しかし、気になったものを全て買っていくため、どちらがいいかと迷うことがない、判断が早すぎる。
「ほら、次いこ」
そう言ってまた荷物を増やしてくる。両手じゃもう支えきれないぞ。
「って思ったけど、さすがに買いすぎたか。今日はこのくらいで」
「レイジは行きたいとこある?」
買いすぎという自覚があってよかった。これ以上は荷物に押し潰されるところだった。
「あー、ちょっと本屋寄っていいか?」
「いいけど……何買うの?」
「魔道の参考書だな」
所長の計らいで、夏休み明けにでも魔道学校へと編入できるらしい。
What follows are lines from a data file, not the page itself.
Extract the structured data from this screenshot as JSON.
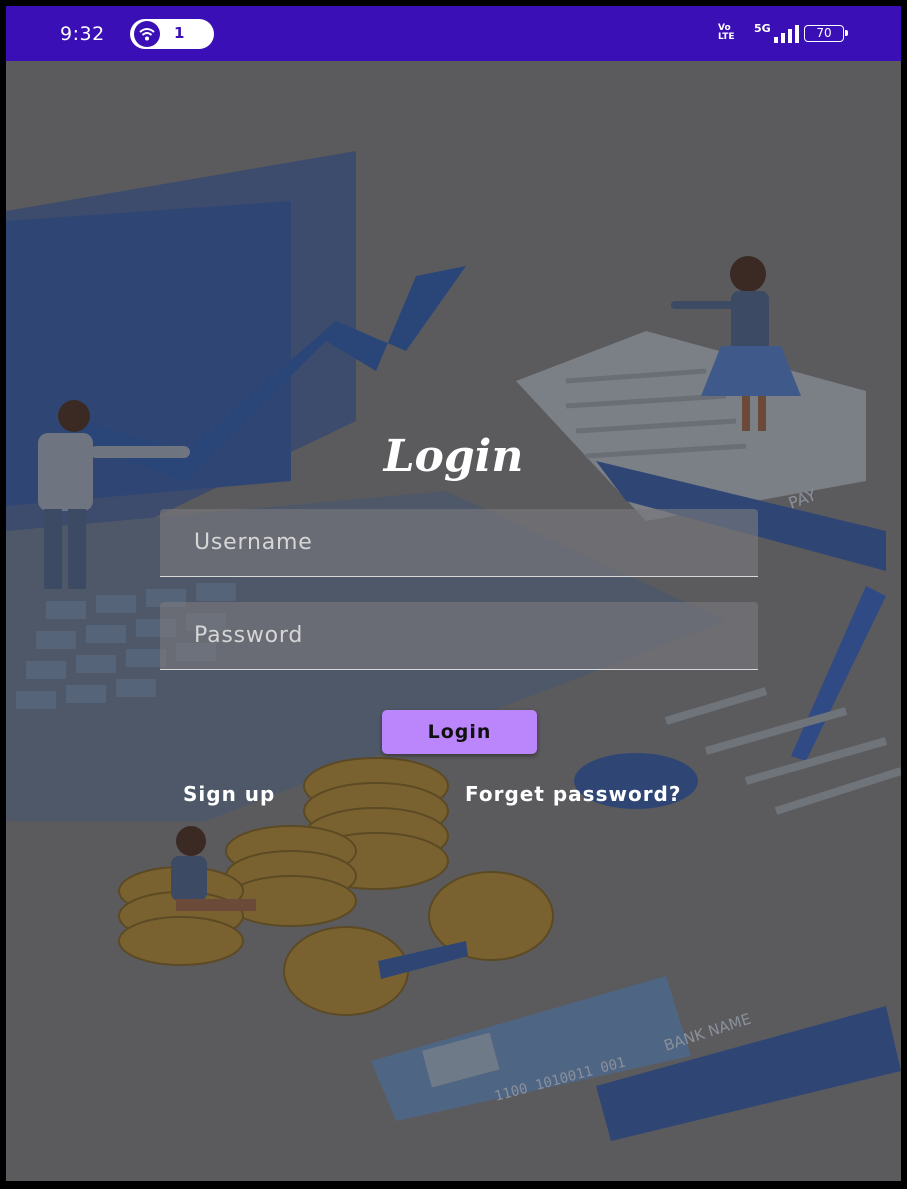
{
  "status_bar": {
    "time": "9:32",
    "hotspot_count": "1",
    "volte": "Vo\nLTE",
    "network": "5G",
    "battery": "70"
  },
  "login": {
    "title": "Login",
    "username_placeholder": "Username",
    "password_placeholder": "Password",
    "login_button": "Login",
    "signup_link": "Sign up",
    "forget_link": "Forget password?"
  },
  "background": {
    "card_text_1": "PAY",
    "card_text_2": "BANK NAME",
    "card_number": "1100 1010011 001"
  },
  "colors": {
    "status_bar": "#3a0fb5",
    "accent": "#bb86fc",
    "overlay": "#5b5b5e"
  }
}
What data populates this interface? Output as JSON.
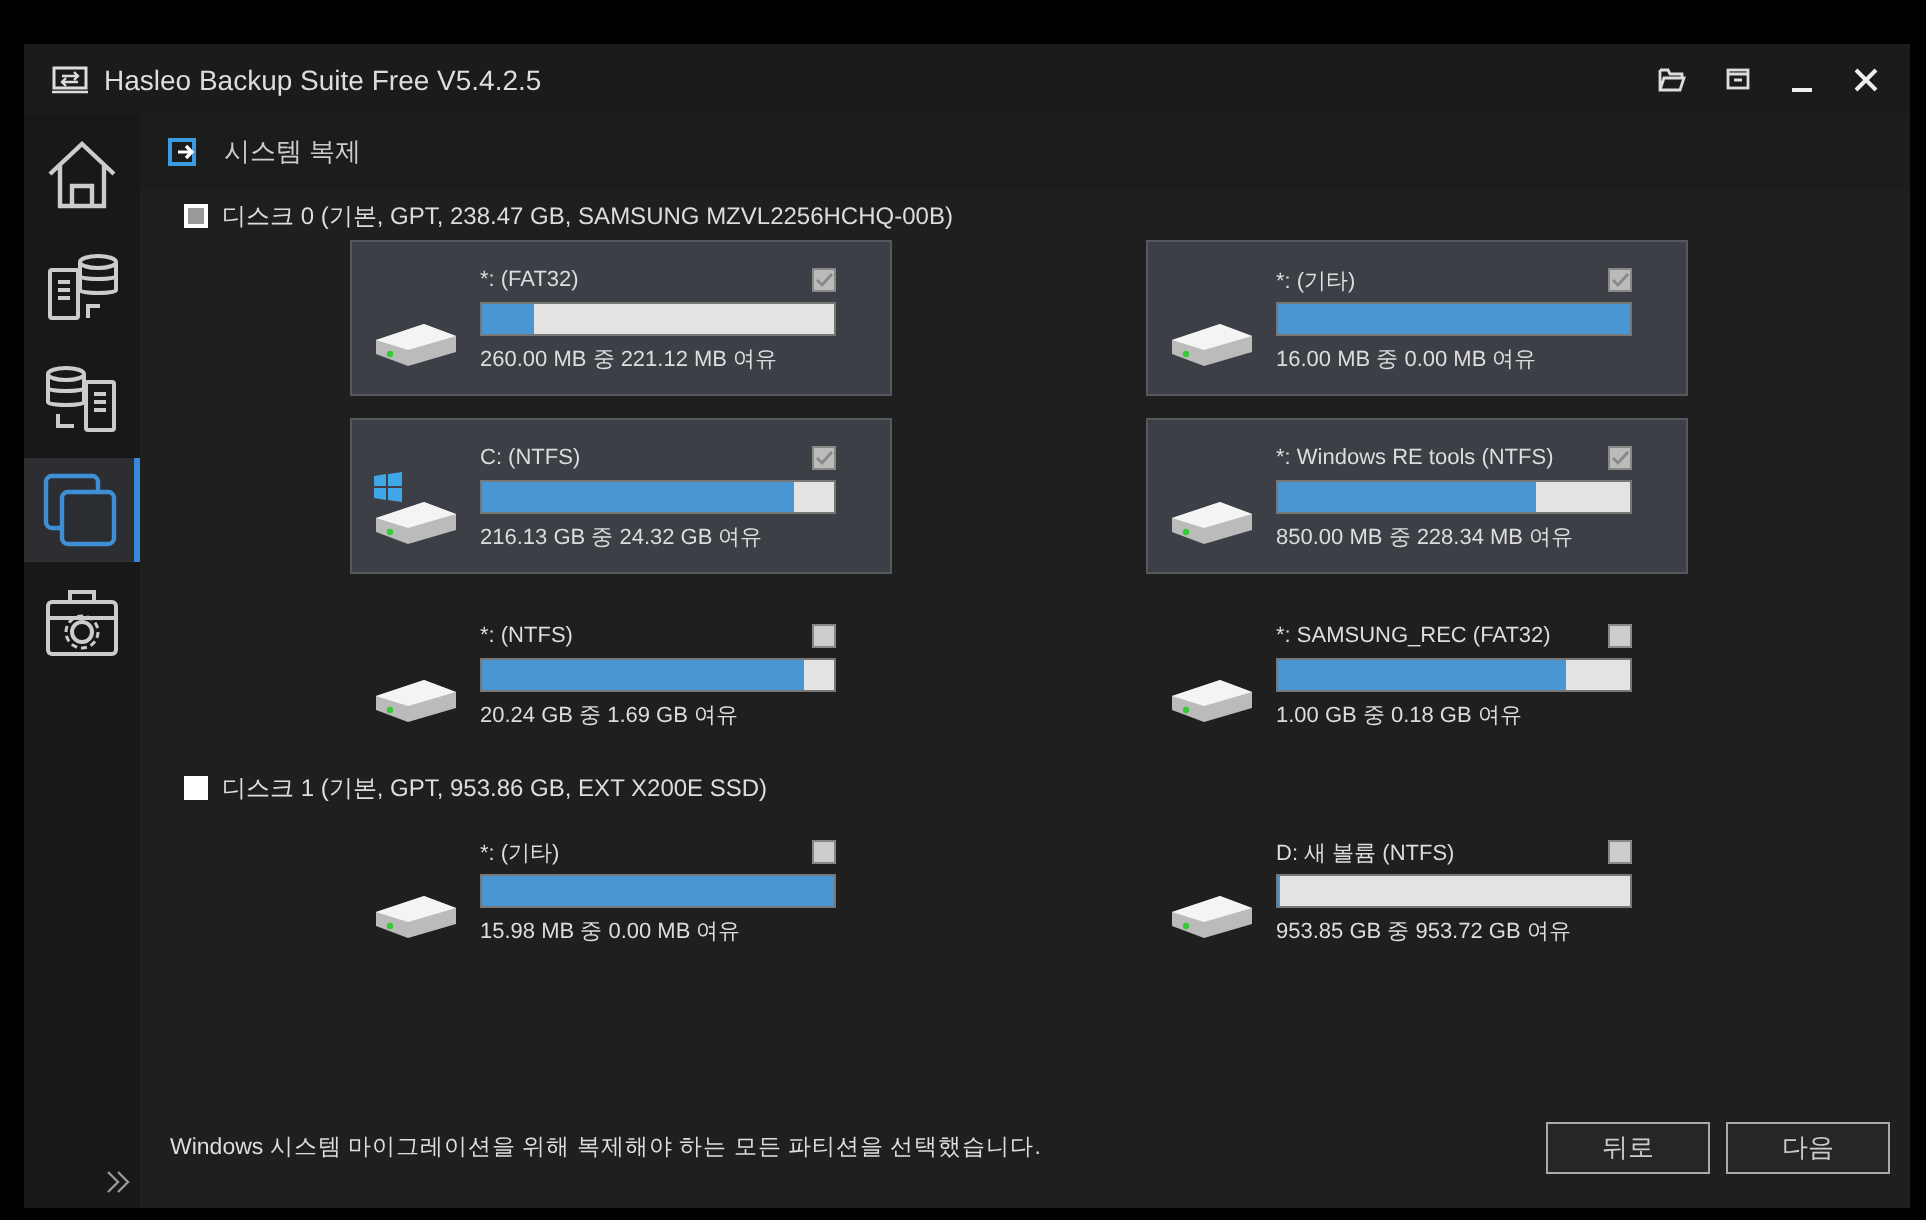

必要な教科書は別にあるが、魔道を学ぶものはもっと幼い頃から研鑽を積んでいると聞いたし、つい最近魔道に触れ始めた俺は、少しでも多く勉強しなくてはならない。
「なーんか攻撃魔法だけ上手くできないから、いい感じの本ないかなーって」
毎日練習しているが、俺はどうも、魔力をそのまま放出する事が苦手なようだ。
「この国は魔道の専門書とかが普通に売ってるんだ。私のとこは結構厳しめだったのに」
「魔道国家っていうくらいだし、もっと全体に普及してると思ってたわ」
「実は、ルディアってリエンドと同じくらい魔法至上主義なんだよね……」
「あー、そういうこと」
まぁ、優れた魔法使いが王族として治めていると考えるとおかしくは無いだろう。王の権威を保つため、とか。
「魔法はそもそも使える人が少ないけど、興味がある人は割といるからな。魔道具に関しても機械と同じくらい普及してるっぽいからなー、それ専門の本も多いぞ」
魔術、機械双方が同じくらいこの国では当たり前の技術となっており、生活で使うような魔道具などは、割とどこでも見かける。機械と魔術どちらかに偏らないのが何故かは知らないが、魔道具も機械もあるという家は多い。
魔法に関してはしっかりと知られている訳ではなく、一般人には、魔術に似た何かという面識だ。
アルトみたいな裏があるのを知った今となっては、魔法職を求める会社などが多いのに、その知識があまり広まっていないのが、リエンドの工作なんじゃないかと思っている。魔術もあんまり普及させたくはなさそうだけど、流石にそこまで社会に与える力は無いのだろうか。
まぁ邪推でしかないけど。
「ふーん、そうなんだ……あ、着いたよ」
話していると、目的の本屋へと到着していた。
本屋で、魔道関連コーナーを見つけると、結構な数の本があった。大きめの本屋だからか、棚を何個も占領している。
「……魔法物質化理論……気になる、買ってみよ」
そう言ってシャスティは本を二冊手に取った。いや、本も二冊買うの?
「今度こそ流石に保存用だよな」
「どっちも平等に使うよ?」
マジでどういうこと?シャスティは、さも当然といった様子で首をかしげてくる、もういいや、そういうもんなんだな。
「なるほど……あ、これいいかも」
『攻撃魔法の変遷』という本を見つけた。ページをパラパラとめくると、攻撃魔法の歴史とともに、どう扱うかまとめられた章があった。教科書ほどではないかもしれないが、イメージしやすそうな図解がある。
他にも良さげな本をいくつか購入し、俺たちは帰宅した。